Kami rebus pare dulu, lalu tumis bersama telur. Total waktu sekitar 35-40 menit.

  1. Potong pare memanjang, buang biji dan bagian putih di tengah. Iris tipis, rendam dalam air garam 10 menit untuk kurangi pahit.
  2. Rebus air sampai mendidih, masukkan pare iris. Rebus 3-5 menit sampai setengah matang, angkat dan tiriskan, bilas air dingin agar tidak overcook.
  3. Panaskan minyak di wajan besar. Tumis bawang merah dan bawang putih sampai harum dan kecokelatan (sekitar 3 menit).
  4. Tambah cabai iris, lengkuas, dan daun salam. Tumis 2 menit sampai layu.
  5. Masukkan pare rebus. Aduk rata, masak 5 menit sampai pare matang tapi masih renyah.
  6. Geser pare ke pinggir wajan, pecahkan telur di tengah. Orak-arik telur sampai setengah matang, lalu campur dengan pare.
  7. Tambah kecap manis, gula merah, garam, dan merica. Aduk rata, masak 3-5 menit sampai bumbu meresap dan kuah menyusut.
  8. Cicip rasa, koreksi jika perlu. Matikan api, sajikan panas.

Dengan begitu, tumis-mu punya pare renyah dan telur lembut gurih. Kemudian, hidangkan dengan nasi hangat untuk rasa lengkap.

Tips Sukses dan Variasi dari Dapur Sendok Sejagat

Tim kami bagikan pengalaman ini supaya pare tidak terlalu pahit dan tumis tetap segar.
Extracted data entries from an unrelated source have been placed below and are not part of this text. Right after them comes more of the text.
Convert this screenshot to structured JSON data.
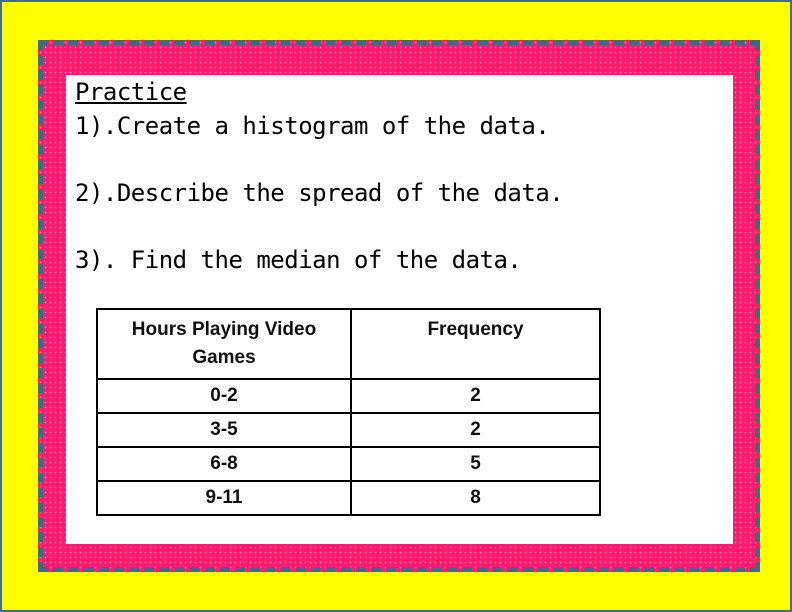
{
  "heading": "Practice",
  "questions": [
    "1).Create a histogram of the data.",
    "2).Describe the spread of the data.",
    "3). Find the median of the data."
  ],
  "table": {
    "headers": [
      "Hours Playing Video Games",
      "Frequency"
    ],
    "rows": [
      [
        "0-2",
        "2"
      ],
      [
        "3-5",
        "2"
      ],
      [
        "6-8",
        "5"
      ],
      [
        "9-11",
        "8"
      ]
    ]
  },
  "colors": {
    "background": "#ffff00",
    "panel": "#ff1a6e",
    "border": "#3e6a8a"
  }
}
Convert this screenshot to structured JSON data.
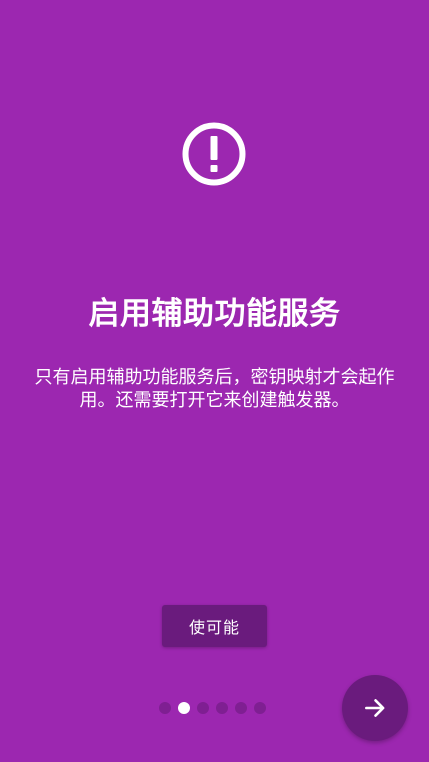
{
  "intro": {
    "icon": "alert-circle-icon",
    "title": "启用辅助功能服务",
    "description": "只有启用辅助功能服务后，密钥映射才会起作用。还需要打开它来创建触发器。",
    "enable_button_label": "使可能",
    "next_icon": "arrow-right-icon"
  },
  "pager": {
    "total_pages": 6,
    "current_page": 2
  },
  "colors": {
    "background": "#9c27b0",
    "button": "#6a1b7d",
    "dot_inactive": "#7f1f92",
    "dot_active": "#ffffff",
    "text": "#ffffff"
  }
}
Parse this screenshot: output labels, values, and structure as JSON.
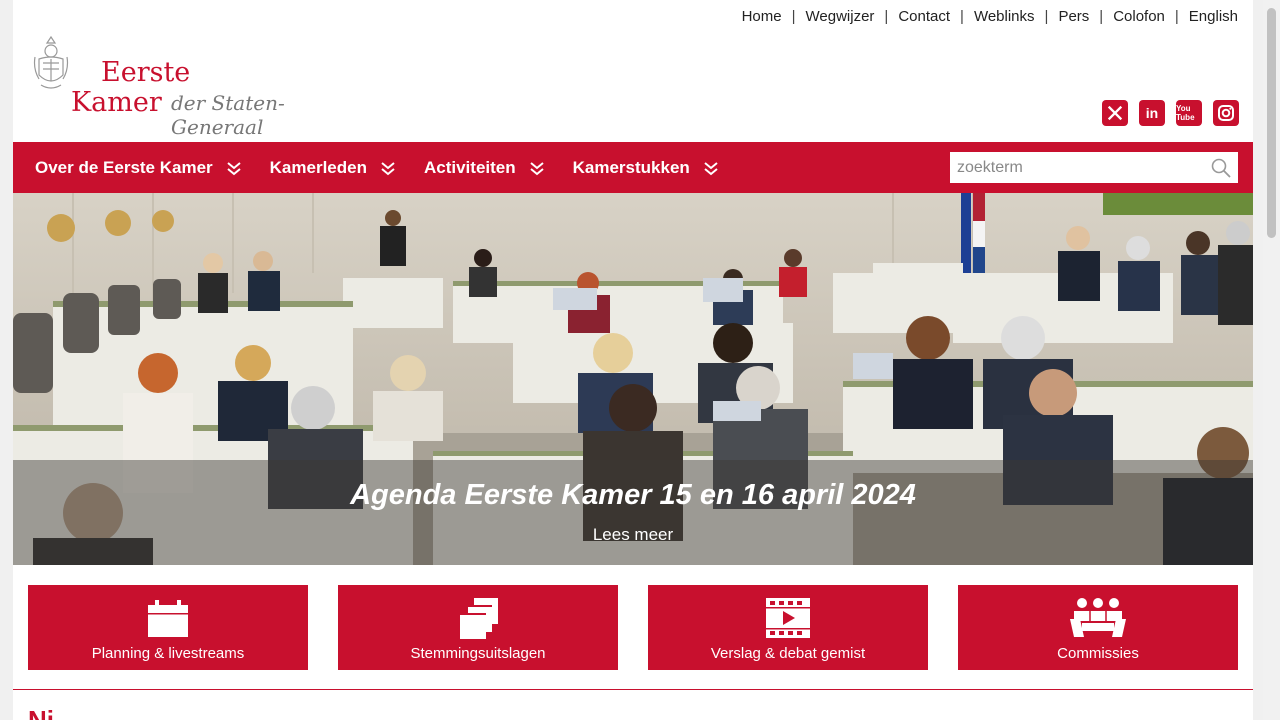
{
  "toplinks": [
    {
      "label": "Home"
    },
    {
      "label": "Wegwijzer"
    },
    {
      "label": "Contact"
    },
    {
      "label": "Weblinks"
    },
    {
      "label": "Pers"
    },
    {
      "label": "Colofon"
    },
    {
      "label": "English"
    }
  ],
  "logo": {
    "line1": "Eerste",
    "line2": "Kamer",
    "line3": "der Staten-Generaal"
  },
  "social": [
    {
      "icon": "x-icon",
      "glyph": "X"
    },
    {
      "icon": "linkedin-icon",
      "glyph": "in"
    },
    {
      "icon": "youtube-icon",
      "glyph": "You Tube"
    },
    {
      "icon": "instagram-icon",
      "glyph": ""
    }
  ],
  "nav": {
    "items": [
      {
        "label": "Over de Eerste Kamer"
      },
      {
        "label": "Kamerleden"
      },
      {
        "label": "Activiteiten"
      },
      {
        "label": "Kamerstukken"
      }
    ],
    "search_placeholder": "zoekterm"
  },
  "hero": {
    "title": "Agenda Eerste Kamer 15 en 16 april 2024",
    "link": "Lees meer"
  },
  "tiles": [
    {
      "label": "Planning & livestreams",
      "icon": "calendar-icon"
    },
    {
      "label": "Stemmingsuitslagen",
      "icon": "documents-icon"
    },
    {
      "label": "Verslag & debat gemist",
      "icon": "video-icon"
    },
    {
      "label": "Commissies",
      "icon": "people-icon"
    }
  ],
  "news": {
    "heading": "Ni"
  },
  "colors": {
    "brand": "#c8102e"
  }
}
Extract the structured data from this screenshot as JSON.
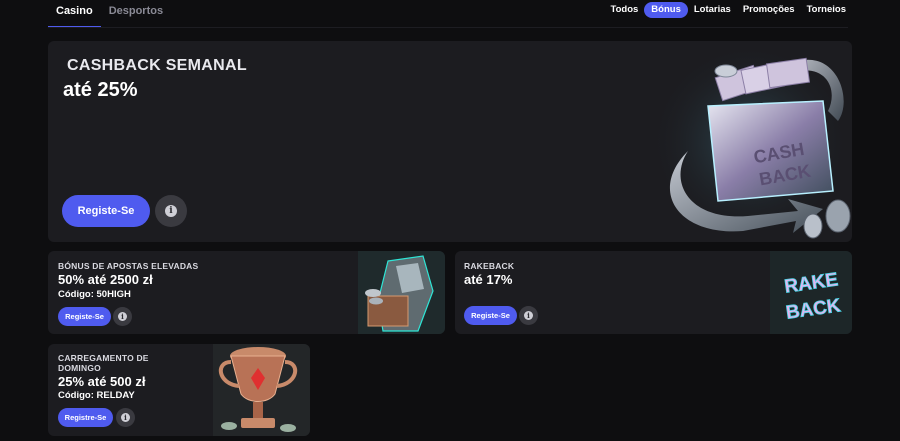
{
  "nav": {
    "tabs": [
      {
        "label": "Casino",
        "active": true
      },
      {
        "label": "Desportos",
        "active": false
      }
    ],
    "filters": [
      {
        "label": "Todos",
        "active": false
      },
      {
        "label": "Bónus",
        "active": true
      },
      {
        "label": "Lotarias",
        "active": false
      },
      {
        "label": "Promoções",
        "active": false
      },
      {
        "label": "Torneios",
        "active": false
      }
    ]
  },
  "hero": {
    "subtitle": "CASHBACK SEMANAL",
    "title": "até 25%",
    "button_label": "Registe-Se",
    "info_icon": "info-icon",
    "art_text_1": "CASH",
    "art_text_2": "BACK"
  },
  "cards": [
    {
      "subtitle": "BÓNUS DE APOSTAS ELEVADAS",
      "title": "50% até 2500 zł",
      "code": "Código: 50HIGH",
      "button_label": "Registe-Se"
    },
    {
      "subtitle": "RAKEBACK",
      "title": "até 17%",
      "button_label": "Registe-Se",
      "art_text_1": "RAKE",
      "art_text_2": "BACK"
    },
    {
      "subtitle_line1": "CARREGAMENTO DE",
      "subtitle_line2": "DOMINGO",
      "title": "25% até 500 zł",
      "code": "Código: RELDAY",
      "button_label": "Registre-Se"
    }
  ],
  "colors": {
    "background": "#0e0e10",
    "card": "#1c1c20",
    "accent": "#4f5bef"
  }
}
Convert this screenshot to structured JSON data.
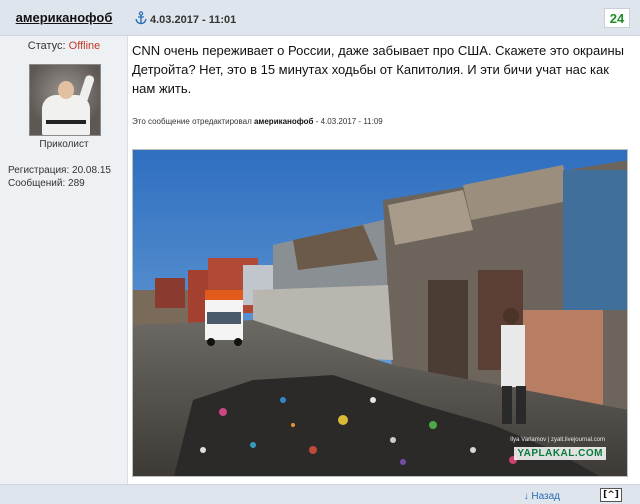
{
  "author": {
    "name": "американофоб",
    "status_label": "Статус:",
    "status_value": "Offline",
    "rank": "Приколист",
    "registration_label": "Регистрация:",
    "registration_value": "20.08.15",
    "messages_label": "Сообщений:",
    "messages_value": "289"
  },
  "post": {
    "date": "4.03.2017 - 11:01",
    "rating": "24",
    "text": "CNN очень переживает о России, даже забывает про США. Скажете это окраины Детройта? Нет, это в 15 минутах ходьбы от Капитолия. И эти бичи учат нас как нам жить.",
    "edited_prefix": "Это сообщение отредактировал",
    "edited_user": "американофоб",
    "edited_suffix": "- 4.03.2017 - 11:09",
    "image_watermark": "YAPLAKAL.COM",
    "image_credit": "Ilya Varlamov | zyalt.livejournal.com"
  },
  "footer": {
    "reply_label": "↓ Назад",
    "top_label": "[^]"
  },
  "colors": {
    "header_bg": "#dfe5ec",
    "sidebar_bg": "#eef1f4",
    "rating_green": "#1f8f2a",
    "offline_red": "#c0392b"
  }
}
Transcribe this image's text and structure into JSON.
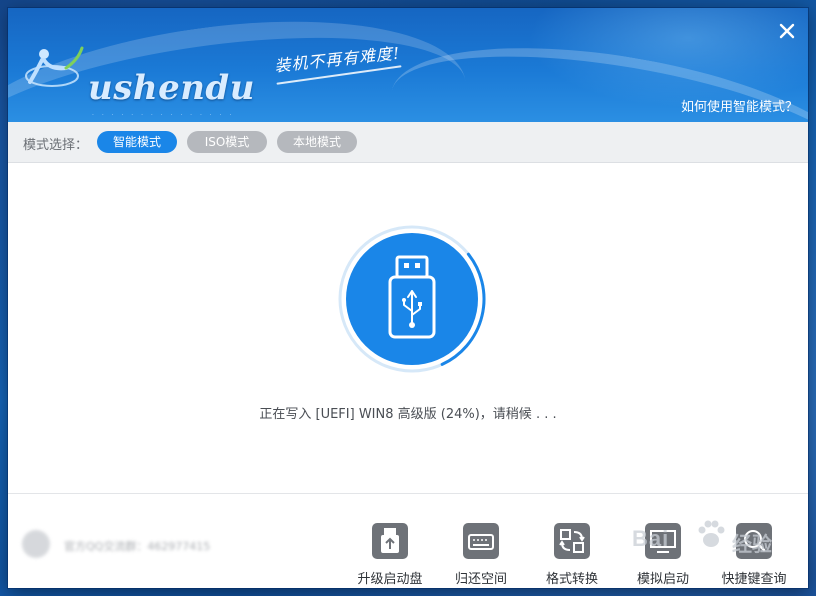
{
  "window": {
    "slogan": "装机不再有难度!",
    "help_link": "如何使用智能模式？",
    "close_icon": "close-icon"
  },
  "mode_bar": {
    "label": "模式选择：",
    "modes": [
      {
        "label": "智能模式",
        "active": true
      },
      {
        "label": "ISO模式",
        "active": false
      },
      {
        "label": "本地模式",
        "active": false
      }
    ]
  },
  "progress": {
    "status_text": "正在写入 [UEFI] WIN8 高级版 (24%)，请稍候 . . .",
    "percent": 24
  },
  "footer": {
    "qq_group": "官方QQ交流群：462977415",
    "tools": [
      {
        "label": "升级启动盘",
        "icon": "usb-upgrade-icon"
      },
      {
        "label": "归还空间",
        "icon": "disk-restore-icon"
      },
      {
        "label": "格式转换",
        "icon": "format-convert-icon"
      },
      {
        "label": "模拟启动",
        "icon": "simulate-boot-icon"
      },
      {
        "label": "快捷键查询",
        "icon": "hotkey-search-icon"
      }
    ]
  },
  "colors": {
    "accent": "#1a86e8",
    "header": "#1b7ad6",
    "pill_inactive": "#b5b8bd"
  }
}
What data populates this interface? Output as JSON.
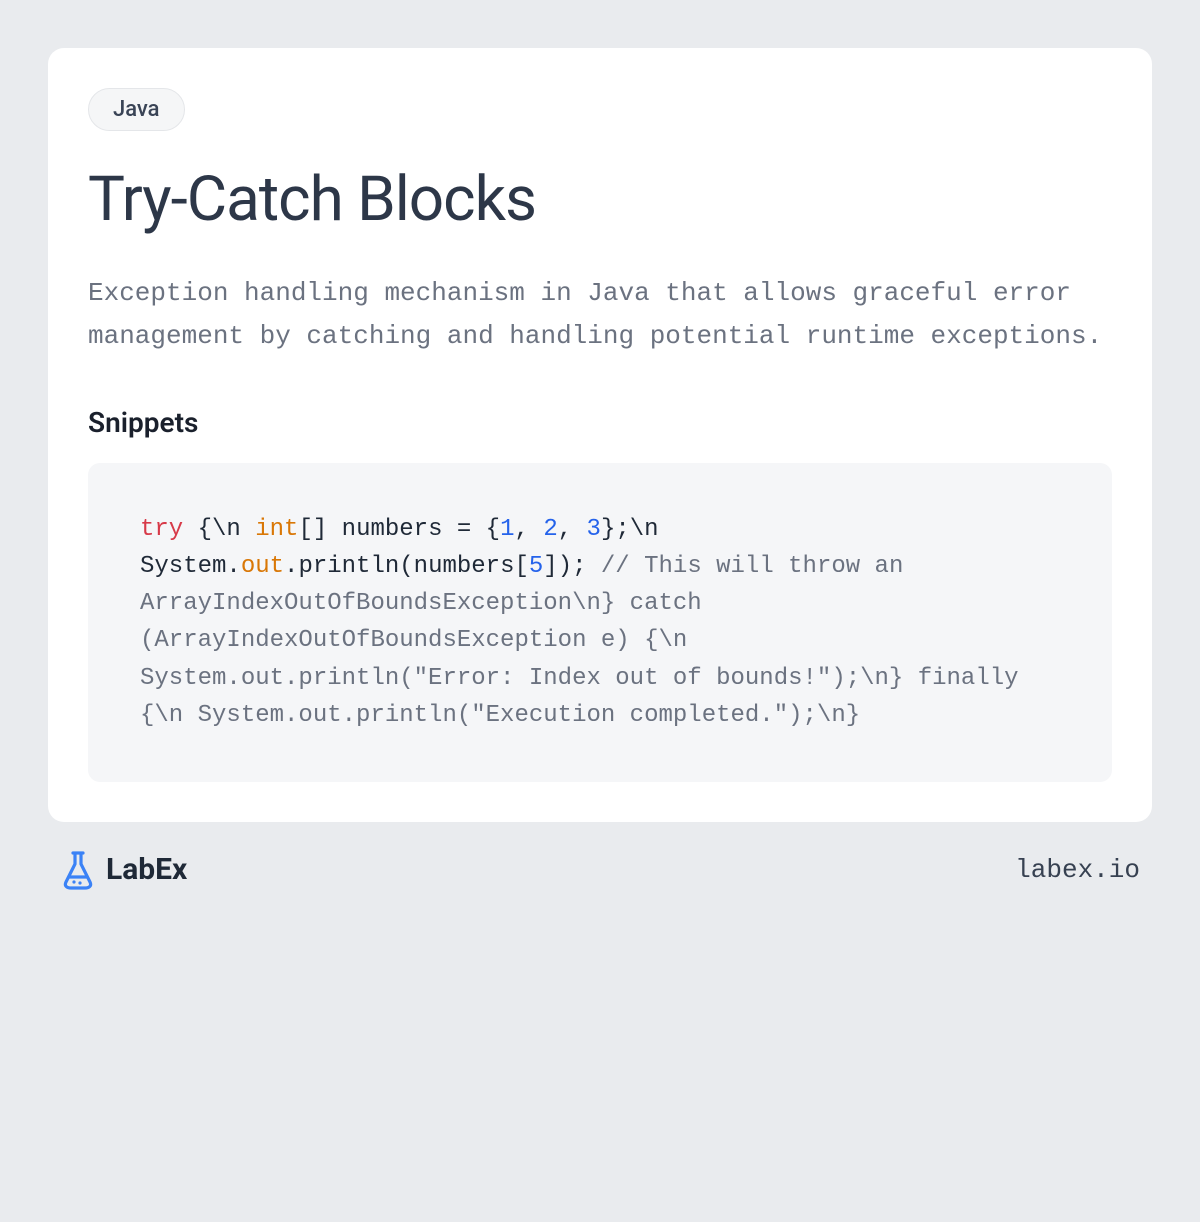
{
  "card": {
    "tag": "Java",
    "title": "Try-Catch Blocks",
    "description": "Exception handling mechanism in Java that allows graceful error management by catching and handling potential runtime exceptions.",
    "snippets_heading": "Snippets",
    "code_tokens": [
      {
        "t": "try",
        "c": "tok-keyword"
      },
      {
        "t": " {\\n    ",
        "c": "tok-plain"
      },
      {
        "t": "int",
        "c": "tok-type"
      },
      {
        "t": "[] numbers = {",
        "c": "tok-plain"
      },
      {
        "t": "1",
        "c": "tok-num"
      },
      {
        "t": ", ",
        "c": "tok-plain"
      },
      {
        "t": "2",
        "c": "tok-num"
      },
      {
        "t": ", ",
        "c": "tok-plain"
      },
      {
        "t": "3",
        "c": "tok-num"
      },
      {
        "t": "};\\n    System.",
        "c": "tok-plain"
      },
      {
        "t": "out",
        "c": "tok-out"
      },
      {
        "t": ".println(numbers[",
        "c": "tok-plain"
      },
      {
        "t": "5",
        "c": "tok-num"
      },
      {
        "t": "]); ",
        "c": "tok-plain"
      },
      {
        "t": "// This will throw an ArrayIndexOutOfBoundsException\\n} catch (ArrayIndexOutOfBoundsException e) {\\n    System.out.println(\"Error: Index out of bounds!\");\\n} finally {\\n    System.out.println(\"Execution completed.\");\\n}",
        "c": "tok-comment"
      }
    ]
  },
  "footer": {
    "brand": "LabEx",
    "url": "labex.io"
  },
  "colors": {
    "page_bg": "#e9ebee",
    "card_bg": "#ffffff",
    "tag_bg": "#f5f6f7",
    "code_bg": "#f5f6f8",
    "title": "#2d3748",
    "muted": "#6b7280",
    "keyword": "#d73a49",
    "type": "#d97706",
    "number": "#2563eb",
    "logo": "#3b82f6"
  }
}
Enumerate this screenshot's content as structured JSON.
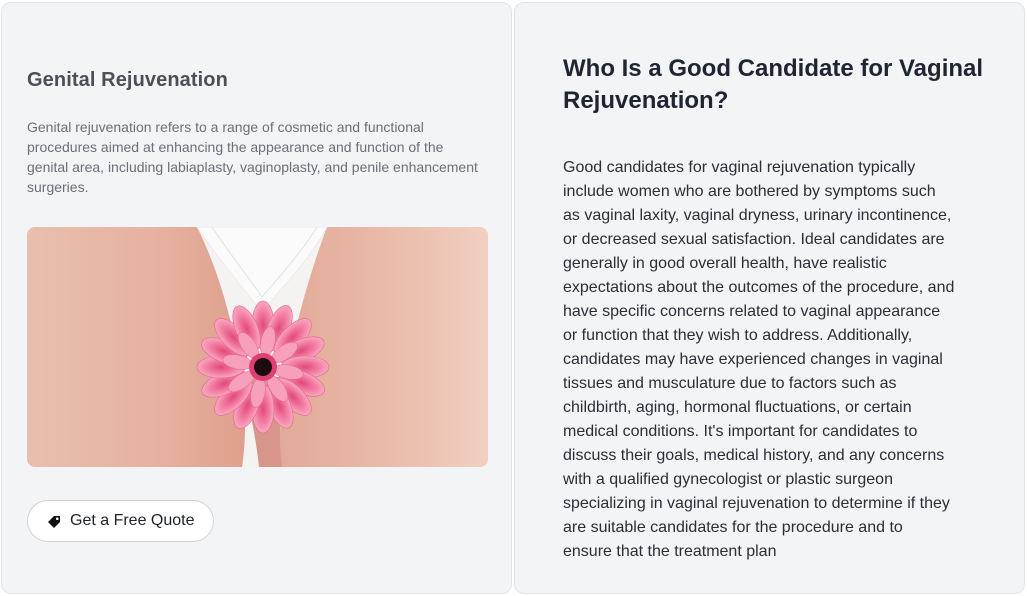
{
  "left_card": {
    "title": "Genital Rejuvenation",
    "description": "Genital rejuvenation refers to a range of cosmetic and functional procedures aimed at enhancing the appearance and function of the genital area, including labiaplasty, vaginoplasty, and penile enhancement surgeries.",
    "image_icon": "pink-gerbera-flower-photo",
    "cta": {
      "label": "Get a Free Quote",
      "icon": "tag-icon"
    }
  },
  "right_card": {
    "title": "Who Is a Good Candidate for Vaginal Rejuvenation?",
    "body": "Good candidates for vaginal rejuvenation typically include women who are bothered by symptoms such as vaginal laxity, vaginal dryness, urinary incontinence, or decreased sexual satisfaction. Ideal candidates are generally in good overall health, have realistic expectations about the outcomes of the procedure, and have specific concerns related to vaginal appearance or function that they wish to address. Additionally, candidates may have experienced changes in vaginal tissues and musculature due to factors such as childbirth, aging, hormonal fluctuations, or certain medical conditions. It's important for candidates to discuss their goals, medical history, and any concerns with a qualified gynecologist or plastic surgeon specializing in vaginal rejuvenation to determine if they are suitable candidates for the procedure and to ensure that the treatment plan"
  },
  "colors": {
    "card_bg": "#f3f4f6",
    "flower_pink": "#f27aa0",
    "heading_dark": "#1e2633"
  }
}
  • Rendam pare dalam air garam – garam bantu keluarkan pahit, rendam 10-15 menit sudah cukup.
  • Rebus pare singkat – terlalu lama bikin lembek dan hilang tekstur renyah, 3-5 menit pas.
  • Tumis bawang sampai kecokelatan – bawang mentah bikin tumis bau, karamel bawang beri rasa manis alami.
  • Orak-arik telur terpisah dulu – kalau langsung campur pare, telur jadi keras dan kering.
  • Untuk variasi, tambah tahu potong atau tempe – kami coba, tambah tekstur dan protein lebih kaya.
  • Hindari api besar saat akhir – api besar bikin pare gosong dan kecap pahit, api kecil jaga rasa.
  • Simpan sisa di kulkas 2 hari; panaskan ulang di wajan dengan tambah sedikit air agar tetap segar.
  • Eksperimen bumbu – tambah terasi bakar untuk rasa lebih umami, versi rumah favorit kami.

Sebaliknya, kalau ingin lebih ringan, kurangi kecap manis dan gula. Namun, versi klasik dengan kecap sedang paling autentik Indonesia. Jelajahi lebih banyak resep masakan Nusantara di koleksi kami untuk inspirasi tumisan serupa.

Yuk, beli pare segar dan telur kampung, lalu tumis Sate Usus ini malam ini! Kami di Sendok Sejagat percaya, sayur seperti ini bikin masak jadi aktivitas yang menghangatkan hati. Setelah coba, ceritain dong tingkat pahitnya – mungkin rendamanmu bikin lebih pas dari kami. Selamat memasak, dan nikmati setiap suap yang penuh cerita Indonesia!